WWI museum mounts exhibit on ‘Securing Peace in 1919’

WWI museum

U.S. postwar painted helmet with the soldier’s itinerary. Image courtesy National WWI Museum and Memorial

KANSAS CITY, Mo. – An exhibition concerning the ambiguous peace achieved in 1919, a screening of the award-winning film Frantz and an in-depth examination of poetry related to the Great War are among the April offerings at the National WWI Museum and Memorial.

The World War I Armistice on Nov. 11, 1918 ended fighting on the Western Front, but the war did not end even with the signing of the Treaty of Paris at Versailles on June 28, 1919. The world of aristocrats and monarchs vaporized. Millions died. Russia struggled in civil war. Japan’s power in Asia and the Pacific grew. Germany wilted under harsh reparations. Arab nations seethed for independence. The U.S. assumed an uneasy mantle of world leader.

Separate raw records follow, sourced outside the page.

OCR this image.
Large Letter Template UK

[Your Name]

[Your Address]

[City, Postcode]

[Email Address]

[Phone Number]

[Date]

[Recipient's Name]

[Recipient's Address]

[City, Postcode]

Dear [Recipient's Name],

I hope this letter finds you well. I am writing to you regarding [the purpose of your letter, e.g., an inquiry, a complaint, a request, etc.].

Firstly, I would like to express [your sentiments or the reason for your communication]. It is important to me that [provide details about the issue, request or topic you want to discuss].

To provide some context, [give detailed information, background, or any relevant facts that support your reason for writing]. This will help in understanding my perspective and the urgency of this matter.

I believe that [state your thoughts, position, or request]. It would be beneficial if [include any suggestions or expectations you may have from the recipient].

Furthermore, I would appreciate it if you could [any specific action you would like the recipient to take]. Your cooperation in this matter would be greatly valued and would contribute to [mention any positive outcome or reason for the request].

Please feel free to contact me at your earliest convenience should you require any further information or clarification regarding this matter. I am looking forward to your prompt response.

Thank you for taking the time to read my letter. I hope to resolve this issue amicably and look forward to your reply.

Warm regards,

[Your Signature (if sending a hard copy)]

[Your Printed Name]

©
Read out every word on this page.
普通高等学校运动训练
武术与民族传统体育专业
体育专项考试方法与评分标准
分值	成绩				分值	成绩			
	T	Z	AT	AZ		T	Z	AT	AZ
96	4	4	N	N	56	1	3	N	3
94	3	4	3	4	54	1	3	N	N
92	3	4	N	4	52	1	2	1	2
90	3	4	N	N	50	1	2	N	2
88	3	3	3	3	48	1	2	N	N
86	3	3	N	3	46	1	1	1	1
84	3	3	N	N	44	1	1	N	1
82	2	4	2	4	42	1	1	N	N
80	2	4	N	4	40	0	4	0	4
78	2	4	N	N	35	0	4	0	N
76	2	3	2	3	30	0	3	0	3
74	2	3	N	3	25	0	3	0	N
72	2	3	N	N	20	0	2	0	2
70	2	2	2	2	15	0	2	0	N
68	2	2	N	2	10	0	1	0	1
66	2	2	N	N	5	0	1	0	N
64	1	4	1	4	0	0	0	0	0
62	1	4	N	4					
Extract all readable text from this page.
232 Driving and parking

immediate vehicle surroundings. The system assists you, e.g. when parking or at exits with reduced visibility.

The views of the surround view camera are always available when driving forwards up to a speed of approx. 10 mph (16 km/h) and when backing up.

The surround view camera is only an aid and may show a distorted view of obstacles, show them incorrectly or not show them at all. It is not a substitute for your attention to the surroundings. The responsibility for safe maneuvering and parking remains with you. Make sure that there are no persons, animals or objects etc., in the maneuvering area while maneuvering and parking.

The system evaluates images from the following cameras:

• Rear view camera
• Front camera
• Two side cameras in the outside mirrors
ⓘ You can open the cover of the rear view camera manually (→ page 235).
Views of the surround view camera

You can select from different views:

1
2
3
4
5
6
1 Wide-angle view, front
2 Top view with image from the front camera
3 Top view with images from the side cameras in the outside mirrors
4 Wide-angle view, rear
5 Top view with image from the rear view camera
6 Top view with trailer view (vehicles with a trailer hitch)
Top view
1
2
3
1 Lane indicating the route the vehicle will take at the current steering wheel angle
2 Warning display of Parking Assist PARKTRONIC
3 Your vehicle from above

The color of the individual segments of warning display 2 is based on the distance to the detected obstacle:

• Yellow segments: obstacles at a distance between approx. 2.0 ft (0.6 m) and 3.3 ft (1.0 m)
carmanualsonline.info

Peace: 1919?,” the latest special exhibition opening Tuesday, April 2 in Exhibit Hall, examines how the war transformed the world, but left a legacy of unresolved issues and conflict through a series of more than 100 objects never previously on exhibit.

Devastated by the loss of her fiancé, German protagonist Anna visits the grave of her beloved Frantz, meeting a mysterious Frenchman also paying his respects. Slowly, the two develop a kinship, as her suitor harbors a haunting secret and their relationship meets a shocking conclusion in 2016’s Frantz (PG-13). Screening for free at 6:30 p.m. on Thursday, April 11, this award-winning film, in French and German with English subtitles, poignantly explores timeless themes of love, loss and reconciliation in the wake of World War I.

WWI museum

The USS Leviathan transport ship used to bring many American troops home after the war. Image courtesy National WWI Museum and Memorial

The now-iconic words of Lt. Col. John McCrae’s In Flanders Fields help us remember the sacrifices of those who served in World War I, while Wilfred Owen’s Dulce et Decorum Est warns against making war seem less ugly than it is. How did American poets present the war? At 6:30 p.m. on Thursday, April 18, Dr. Tim Dayton, Kansas State University English professor and author of American Poetry and the First World War, provides a free presentation on poetry during World War I and how we understand it today.

World War I initiated great changes in East Asia. After key victories over China and Russia in the preceding decades before WWI, rising military power Japan partnered with the Allies, capturing German territories in the Pacific. Meanwhile, the United States maintained forces in both China and the Philippines and joined Japan and other Allied states in military operations during the Russian Revolution. At 6:30 p.m. on Wednesday, April 24, Dr. Geoff Babb, military historian at the U.S. Army Command and General Staff College, shares a free discussion on the pivotal events that occurred in East Asia during World War I and their enduring impact in the latest offering in the John J. Pershing Lecture Series.

The National WWI Museum and Memorial holds the most comprehensive collection of World War I objects and documents in the world and is the second-oldest public museum dedicated to preserving the objects, history and personal experiences of the war.